Cara lainnya adalah dengan menggelar semacam bazaar atau
pesta wira usaha, seperti yang dilakukan beberapa bulan yang lalu oleh
mahasiswa ekonomi Universitas Muhammadiyah Sidoarjo dan LP3I, di parkir timur
GOR. Mereka memajang aneka dagangan hasil kreasi sendiri, demo masak,
menyajikan game dan kuis. Suasana bisnis terbangun kondusif. Calon pembeli terpancing lalu ramai-ramai
berdatangan. Dan -ini poinnya- siswa/mahasiswa
yang tengah praktik wirausaha berpacu mengejar omzet, sibuk hilir mudik, tak
tebersit sedikitpun rasa malu di wajah mereka.
Pembentukan mental harus dilakukan jauh sebelum siswa terjun
ke lapangan. Kita bisa belajar kepada Universitas Ciputra yang sedari awal
memang berkomitmen menciptakan entrepreneur
andal. Saat praktik lapangan, terlihat sekali para mahasiswanya itu bangga
dengan profesi yang akan digeluti nantinya.

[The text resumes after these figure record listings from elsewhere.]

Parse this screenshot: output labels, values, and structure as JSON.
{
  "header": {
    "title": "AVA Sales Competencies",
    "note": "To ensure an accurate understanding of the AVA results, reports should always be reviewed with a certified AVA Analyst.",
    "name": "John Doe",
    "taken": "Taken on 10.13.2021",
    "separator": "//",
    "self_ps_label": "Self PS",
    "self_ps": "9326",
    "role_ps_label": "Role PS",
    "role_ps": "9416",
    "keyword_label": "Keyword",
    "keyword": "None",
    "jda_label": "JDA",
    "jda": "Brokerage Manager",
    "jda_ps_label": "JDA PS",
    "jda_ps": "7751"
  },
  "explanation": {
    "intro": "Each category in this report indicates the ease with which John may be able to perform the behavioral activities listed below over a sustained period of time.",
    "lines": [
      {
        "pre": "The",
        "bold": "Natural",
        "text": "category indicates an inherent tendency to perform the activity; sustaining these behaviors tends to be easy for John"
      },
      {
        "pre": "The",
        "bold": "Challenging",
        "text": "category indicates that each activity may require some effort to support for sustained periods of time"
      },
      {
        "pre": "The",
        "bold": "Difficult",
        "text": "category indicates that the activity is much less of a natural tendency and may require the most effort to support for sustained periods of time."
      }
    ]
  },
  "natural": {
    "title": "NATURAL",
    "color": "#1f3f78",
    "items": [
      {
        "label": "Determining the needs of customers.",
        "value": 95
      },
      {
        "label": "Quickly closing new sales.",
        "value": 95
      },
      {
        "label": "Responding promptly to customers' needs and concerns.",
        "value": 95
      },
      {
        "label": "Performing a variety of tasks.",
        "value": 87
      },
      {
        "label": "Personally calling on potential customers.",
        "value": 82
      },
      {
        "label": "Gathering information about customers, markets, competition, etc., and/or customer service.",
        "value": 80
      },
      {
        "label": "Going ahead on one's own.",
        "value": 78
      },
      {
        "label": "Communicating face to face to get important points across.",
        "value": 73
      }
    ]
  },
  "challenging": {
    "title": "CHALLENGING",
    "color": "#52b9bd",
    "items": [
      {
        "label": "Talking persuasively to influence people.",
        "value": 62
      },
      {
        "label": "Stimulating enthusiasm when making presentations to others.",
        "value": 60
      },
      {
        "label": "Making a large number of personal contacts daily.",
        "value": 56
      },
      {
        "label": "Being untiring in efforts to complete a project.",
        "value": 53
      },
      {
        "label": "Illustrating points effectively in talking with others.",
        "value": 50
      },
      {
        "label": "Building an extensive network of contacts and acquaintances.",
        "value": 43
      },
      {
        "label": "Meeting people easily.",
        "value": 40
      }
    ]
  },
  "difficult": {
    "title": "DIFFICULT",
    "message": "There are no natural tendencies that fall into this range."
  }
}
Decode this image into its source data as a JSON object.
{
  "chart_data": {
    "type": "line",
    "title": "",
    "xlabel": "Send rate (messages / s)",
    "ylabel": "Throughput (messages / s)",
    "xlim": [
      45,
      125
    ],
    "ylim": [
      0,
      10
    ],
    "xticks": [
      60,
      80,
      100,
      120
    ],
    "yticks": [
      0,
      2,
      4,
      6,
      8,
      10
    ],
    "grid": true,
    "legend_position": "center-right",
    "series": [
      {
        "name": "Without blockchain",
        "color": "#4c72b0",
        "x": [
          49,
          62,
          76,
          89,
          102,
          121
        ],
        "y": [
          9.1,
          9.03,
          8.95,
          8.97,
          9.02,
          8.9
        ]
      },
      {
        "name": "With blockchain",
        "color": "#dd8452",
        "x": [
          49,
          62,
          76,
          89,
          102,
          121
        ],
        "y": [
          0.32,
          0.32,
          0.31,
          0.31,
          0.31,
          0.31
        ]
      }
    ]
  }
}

Kini yang perlu dikembangkan bukan hanya entrepreneur tetapi juga creativepreneur, bahkan socialpreneur. Saatnya mengembangkan
bisnis berbasis kreativitas. Dulu tidak terpikir ada bisnis menyewakan mainan
anak-anak atau menyewakan lukisan untuk di pasang di ruang tamu perusahaan
besar.
Negeri ini sedang butuh banyak orang mandiri yang mampu menciptakan
lapangan kerja dan dapat memberdayakan orang-orang di sekitarnya. Wirausaha
adalah jawabannya. Demikianlah catatan wedang kopi senin pagi ini. Bagaimana
pendapat sampeyan?
Adriono, penulis
adalah pemerhati masalah sosial budaya.